L'entreprise familiale, aux mains de la huitième génération, vient d'inaugurer ce qui est présenté comme « le premier four électrique français dédié au flaconnage de luxe ». L'installation d'une dimension impressionnante a pris la place de l'un des trois fours à gaz ultra-énergivores de l'usine. Pour André Frézel, directeur technique, sa mise à feu marque un tournant majeur dans la décarbonation des procédés. « Il est doublement vertueux puisqu'il consomme deux fois moins d'énergie par tonne de verre fondue que l'ancien pour une capacité de production supérieure », se félicite-t-il devant les journalistes.

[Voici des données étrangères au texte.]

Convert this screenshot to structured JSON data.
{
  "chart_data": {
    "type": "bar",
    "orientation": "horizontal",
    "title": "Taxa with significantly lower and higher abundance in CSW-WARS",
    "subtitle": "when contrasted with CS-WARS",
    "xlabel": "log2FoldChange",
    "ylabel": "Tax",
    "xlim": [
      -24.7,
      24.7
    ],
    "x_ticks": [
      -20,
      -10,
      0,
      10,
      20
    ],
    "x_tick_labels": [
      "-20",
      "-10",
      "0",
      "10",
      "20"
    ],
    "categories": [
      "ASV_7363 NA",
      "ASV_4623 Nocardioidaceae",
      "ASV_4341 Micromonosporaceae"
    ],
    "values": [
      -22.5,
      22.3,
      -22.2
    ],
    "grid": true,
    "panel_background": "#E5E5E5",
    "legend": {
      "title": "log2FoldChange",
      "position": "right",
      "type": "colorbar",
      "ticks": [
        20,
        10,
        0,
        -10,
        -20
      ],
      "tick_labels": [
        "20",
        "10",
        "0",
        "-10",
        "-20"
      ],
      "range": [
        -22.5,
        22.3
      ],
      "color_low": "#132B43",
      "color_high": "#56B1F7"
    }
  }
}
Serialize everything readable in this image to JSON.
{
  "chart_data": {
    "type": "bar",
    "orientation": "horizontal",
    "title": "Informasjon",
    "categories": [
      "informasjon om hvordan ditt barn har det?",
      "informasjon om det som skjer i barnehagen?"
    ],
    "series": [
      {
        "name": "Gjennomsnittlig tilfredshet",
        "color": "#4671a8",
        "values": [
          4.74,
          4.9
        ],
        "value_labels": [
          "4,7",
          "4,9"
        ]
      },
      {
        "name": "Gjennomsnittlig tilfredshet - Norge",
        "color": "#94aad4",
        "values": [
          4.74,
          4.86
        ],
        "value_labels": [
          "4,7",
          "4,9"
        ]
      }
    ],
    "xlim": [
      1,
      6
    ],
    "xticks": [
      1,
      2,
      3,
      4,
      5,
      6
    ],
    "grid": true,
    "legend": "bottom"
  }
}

Vertueux oui, coûteux assurément. Le groupe (un demi-milliard de chiffre d'affaires), qui indique avoir fait ce choix « à rebours du marché et de la conjoncture », a dépensé 40 millions d'euros - dont 6 alloués par France 2030- pour acquérir ce bijou de technologie d'une puissance de 8 mégawatts. Lequel sera alimenté pour partie par de l'électricité renouvelable via un contrat de long terme avec un énergéticien allemand. « Nous avons investi dans la nouvelle centrale solaire d'ABO Wind en Charente qui fournira une bonne part de l'électricité nécessaire en été et une part plus faible en hiver », précise Benoît Marszalek, directeur opérationnel.
L'inconnue de l'après Arehn
Le nouvel équipement fait partie des quarante mesures sur lesquelles Pochet du Courval table pour diminuer de 50% ses émissions de GES à horizon de huit ans (versus 2014). Pour franchir un palier supplémentaire, l'entreprise prévoit l'acquisition d'un second four électrique en 2033. Mais la décision n'est pas gravée dans le marbre.